Some of the banks continue the un-patriotic course of embarrassing the Secretary of the Treasury by refusing to receive Treasury notes on deposit or in payment of notes. This they do although they are debtors of the Government which they thus dishonor, and could pay that indebtedness in these notes. They are drawing interest on a large amount of Government securities for which they have paid nothing, and which by suspension they practically refuse to pay for; yet they will not put themselves in condition to meet a call of the Secretary by taking Treasury notes, which he is willing to receive in response to such call. Common fair dealing as well as patriotism requires them to receive these notes and prepare themselves to pay their indebtedness to the Government. The banks which are receiving these notes hold in the aggregate about four millions.
. . . . . . .Money continues to increase in supply, and demand loans are easy at 5@7 per cent on good collaterals. There is rather more doing in paper, the supply of which has been somewhat increased by speculative transactions in merchandise. Short two-name paper has been done at 6@7 per cent, with single-name at 7@8 per cent.
The Bank specie is still increasing, and the mercantile loans are about stationary. Individual deposits are accumulating. The Monday [January 13] statement will show a contraction of circulation, as the banks generally do not put out their own notes when redeemed, but as far as possible use Treasury Notes. City banks are very scarce, and there is some difficulty in getting a sufficiency of small for the purposes of trade.
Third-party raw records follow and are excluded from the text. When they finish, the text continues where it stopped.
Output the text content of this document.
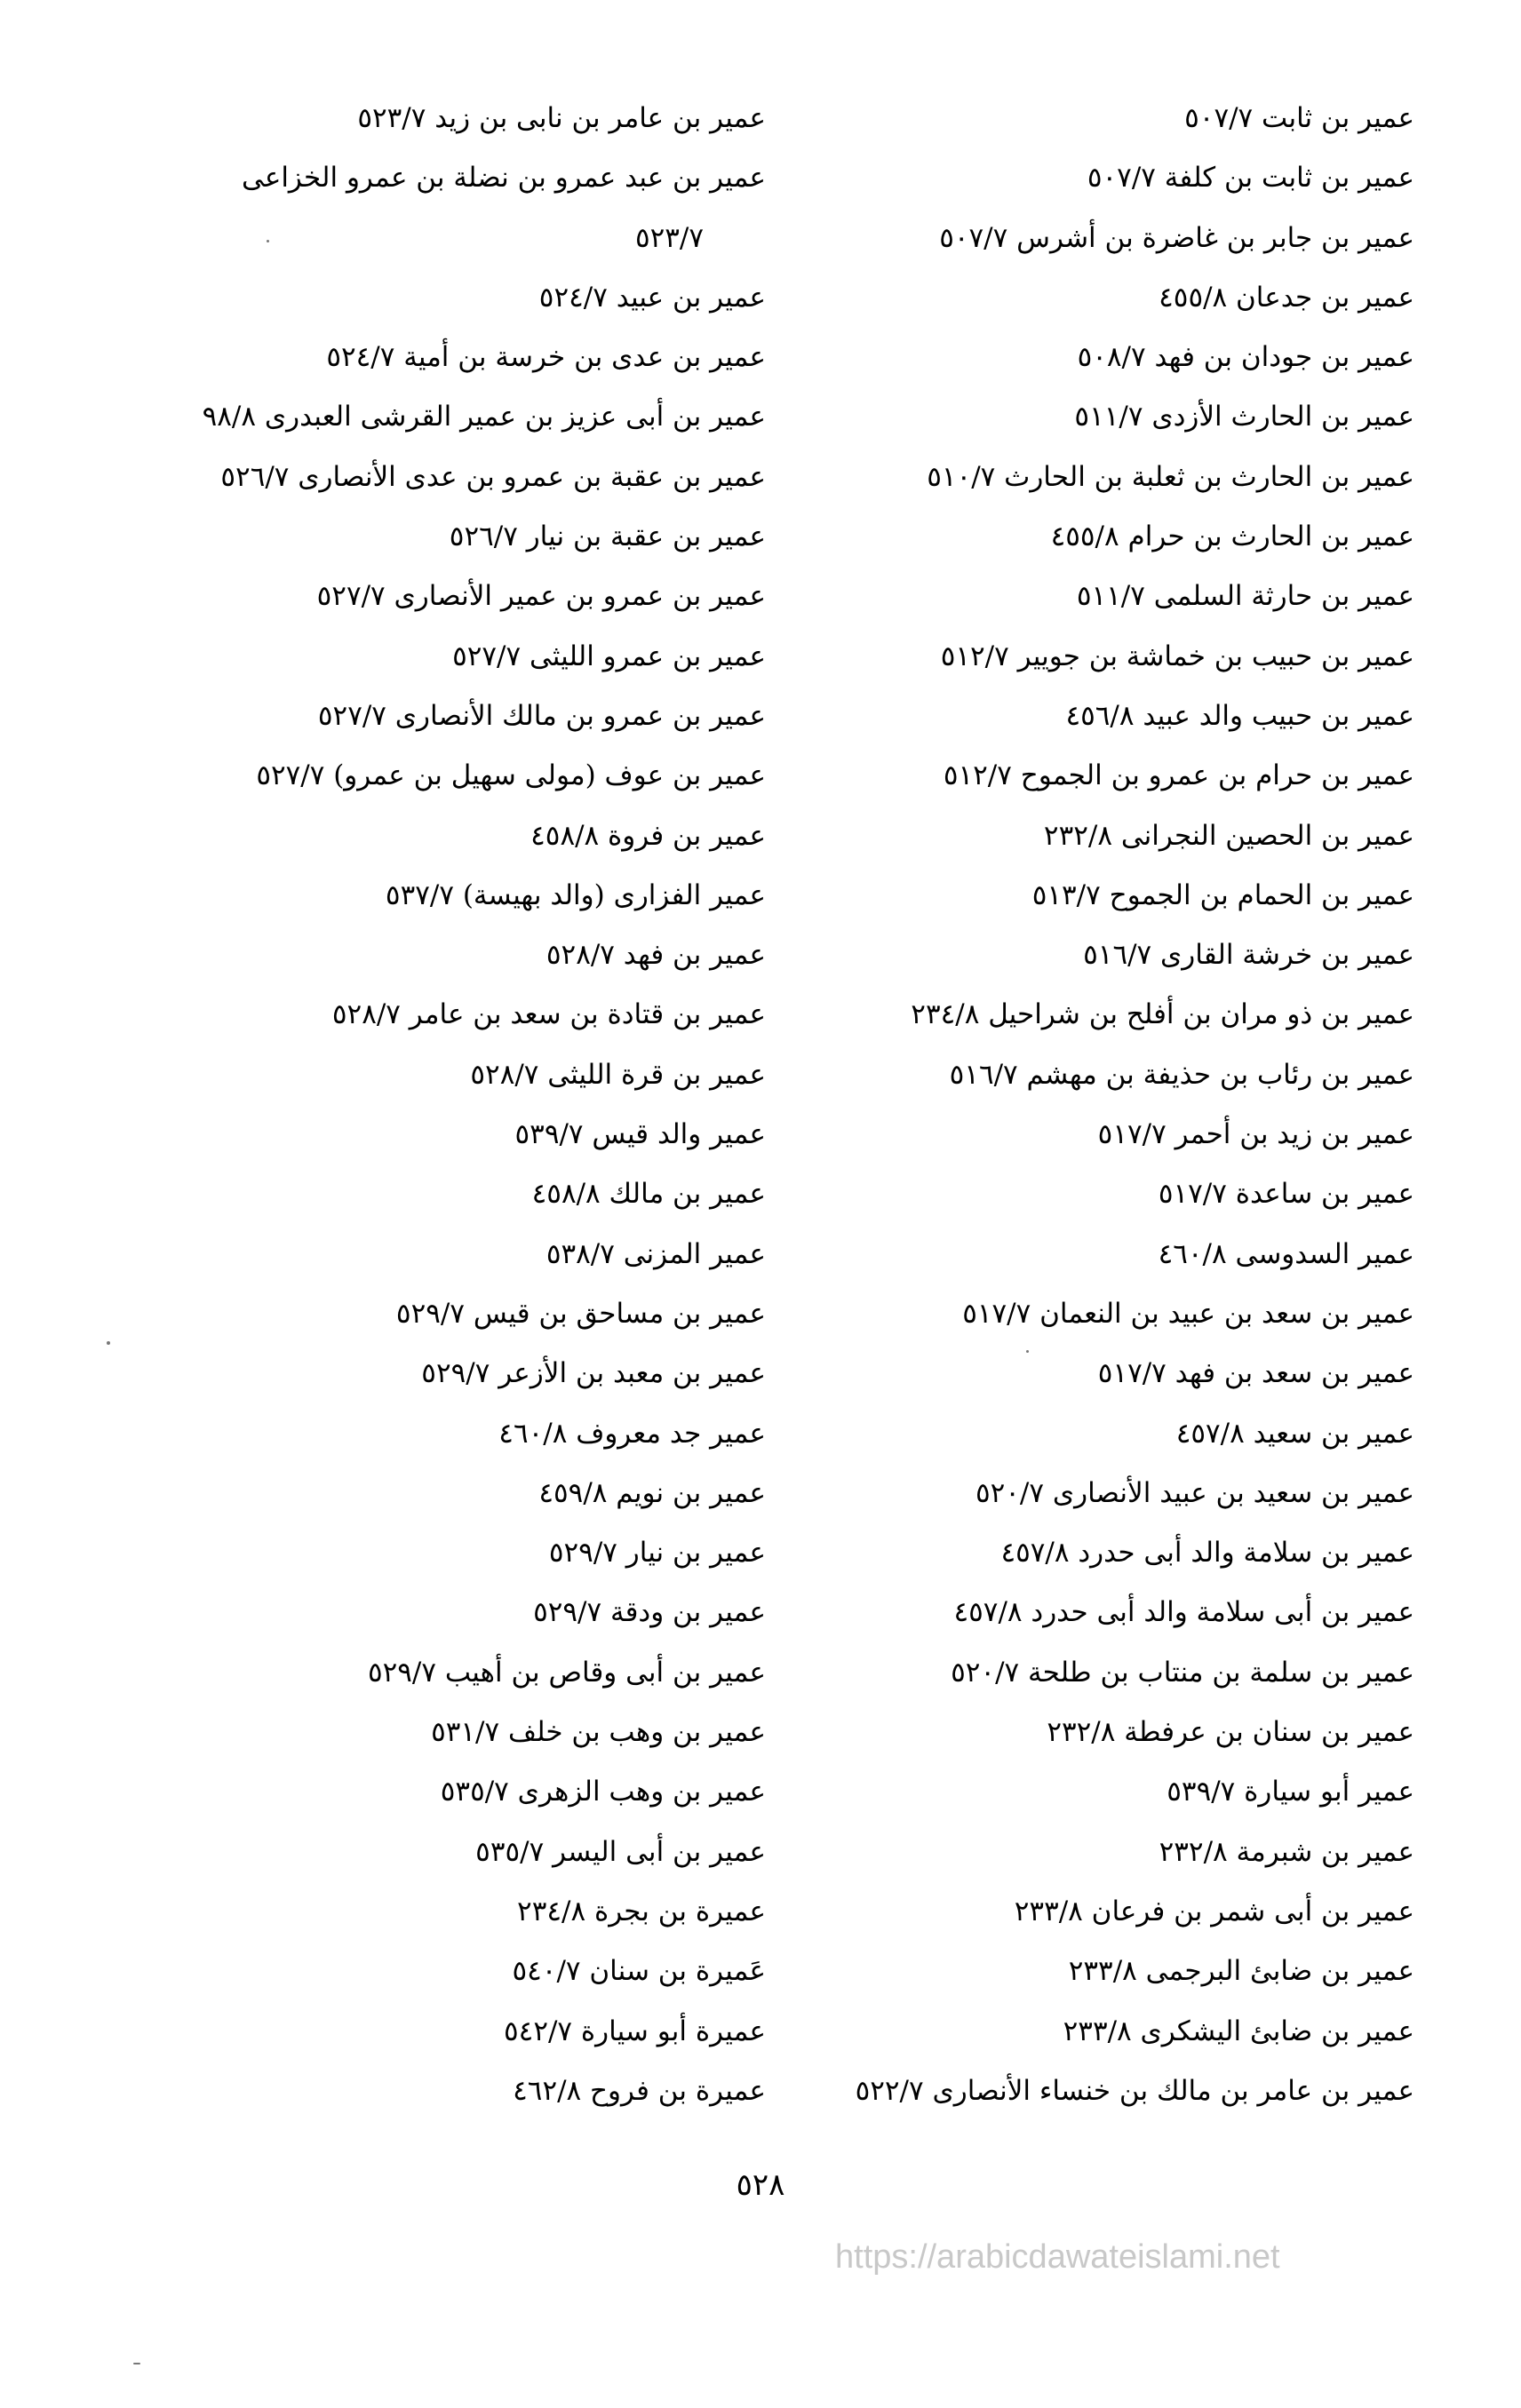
عمير بن ثابت ٥٠٧/٧
عمير بن ثابت بن كلفة ٥٠٧/٧
عمير بن جابر بن غاضرة بن أشرس ٥٠٧/٧
عمير بن جدعان ٤٥٥/٨
عمير بن جودان بن فهد ٥٠٨/٧
عمير بن الحارث الأزدى ٥١١/٧
عمير بن الحارث بن ثعلبة بن الحارث ٥١٠/٧
عمير بن الحارث بن حرام ٤٥٥/٨
عمير بن حارثة السلمى ٥١١/٧
عمير بن حبيب بن خماشة بن جويير ٥١٢/٧
عمير بن حبيب والد عبيد ٤٥٦/٨
عمير بن حرام بن عمرو بن الجموح ٥١٢/٧
عمير بن الحصين النجرانى ٢٣٢/٨
عمير بن الحمام بن الجموح ٥١٣/٧
عمير بن خرشة القارى ٥١٦/٧
عمير بن ذو مران بن أفلح بن شراحيل ٢٣٤/٨
عمير بن رئاب بن حذيفة بن مهشم ٥١٦/٧
عمير بن زيد بن أحمر ٥١٧/٧
عمير بن ساعدة ٥١٧/٧
عمير السدوسى ٤٦٠/٨
عمير بن سعد بن عبيد بن النعمان ٥١٧/٧
عمير بن سعد بن فهد ٥١٧/٧
عمير بن سعيد ٤٥٧/٨
عمير بن سعيد بن عبيد الأنصارى ٥٢٠/٧
عمير بن سلامة والد أبى حدرد ٤٥٧/٨
عمير بن أبى سلامة والد أبى حدرد ٤٥٧/٨
عمير بن سلمة بن منتاب بن طلحة ٥٢٠/٧
عمير بن سنان بن عرفطة ٢٣٢/٨
عمير أبو سيارة ٥٣٩/٧
عمير بن شبرمة ٢٣٢/٨
عمير بن أبى شمر بن فرعان ٢٣٣/٨
عمير بن ضابئ البرجمى ٢٣٣/٨
عمير بن ضابئ اليشكرى ٢٣٣/٨
عمير بن عامر بن مالك بن خنساء الأنصارى ٥٢٢/٧
عمير بن عامر بن نابى بن زيد ٥٢٣/٧
عمير بن عبد عمرو بن نضلة بن عمرو الخزاعى
٥٢٣/٧
عمير بن عبيد ٥٢٤/٧
عمير بن عدى بن خرسة بن أمية ٥٢٤/٧
عمير بن أبى عزيز بن عمير القرشى العبدرى ٩٨/٨
عمير بن عقبة بن عمرو بن عدى الأنصارى ٥٢٦/٧
عمير بن عقبة بن نيار ٥٢٦/٧
عمير بن عمرو بن عمير الأنصارى ٥٢٧/٧
عمير بن عمرو الليثى ٥٢٧/٧
عمير بن عمرو بن مالك الأنصارى ٥٢٧/٧
عمير بن عوف (مولى سهيل بن عمرو) ٥٢٧/٧
عمير بن فروة ٤٥٨/٨
عمير الفزارى (والد بهيسة) ٥٣٧/٧
عمير بن فهد ٥٢٨/٧
عمير بن قتادة بن سعد بن عامر ٥٢٨/٧
عمير بن قرة الليثى ٥٢٨/٧
عمير والد قيس ٥٣٩/٧
عمير بن مالك ٤٥٨/٨
عمير المزنى ٥٣٨/٧
عمير بن مساحق بن قيس ٥٢٩/٧
عمير بن معبد بن الأزعر ٥٢٩/٧
عمير جد معروف ٤٦٠/٨
عمير بن نويم ٤٥٩/٨
عمير بن نيار ٥٢٩/٧
عمير بن ودقة ٥٢٩/٧
عمير بن أبى وقاص بن أهيب ٥٢٩/٧
عمير بن وهب بن خلف ٥٣١/٧
عمير بن وهب الزهرى ٥٣٥/٧
عمير بن أبى اليسر ٥٣٥/٧
عميرة بن بجرة ٢٣٤/٨
عَميرة بن سنان ٥٤٠/٧
عميرة أبو سيارة ٥٤٢/٧
عميرة بن فروح ٤٦٢/٨
٥٢٨
https://arabicdawateislami.net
Instructions had been issued at Washington to pay the interest on the public debt only in specie, and the principal past due in paper. But as drafts are received for the redemption of past due Treasury notes, covering one amount for both principal and interest, it has been found impossible to discriminate, and payments of coin will now be confined simply to separate payments for interest where no principal is involved.
. . . . . . . .The Bank Committees of Boston, New-York, and Philadelphia are still in conference with the authorities at Washington upon the subject of the finances. They are also arranging with Mr. Chase the details of the settlement of the second Treasury note loan, and the 6 per cent stock loan. Among other schemes, the following is said to have emanated from the Bank Committees, but it will not, we think, be received with favor:
1. That in lieu of the proposed issue of $150,000,000 of demand notes, and making them a legal tender, the Government shall issue $50,000,000 of demand notes, convertible into 7 per cent stock, redeemable in ten years and $150,000,000 of small notes, bearing 6 per cent interest, and payable in two years.
2. That the Sub-Treasury law shall be repealed, and the banks shall be used as depositories of all the public money, except that received from customs.
3. That Congress shall pass a joint resolution, declaring that it will pass a revenue bill providing for the raising of $125,000,000 per annum by taxation, &c., in addition to the receipts from customs.
4. That the Secretary of the Treasury shall be authorized to negotiate further loans, without restriction as to terms or rate of interest, and also to obtain temporary loans hypothecating stocks in anticipation of sales.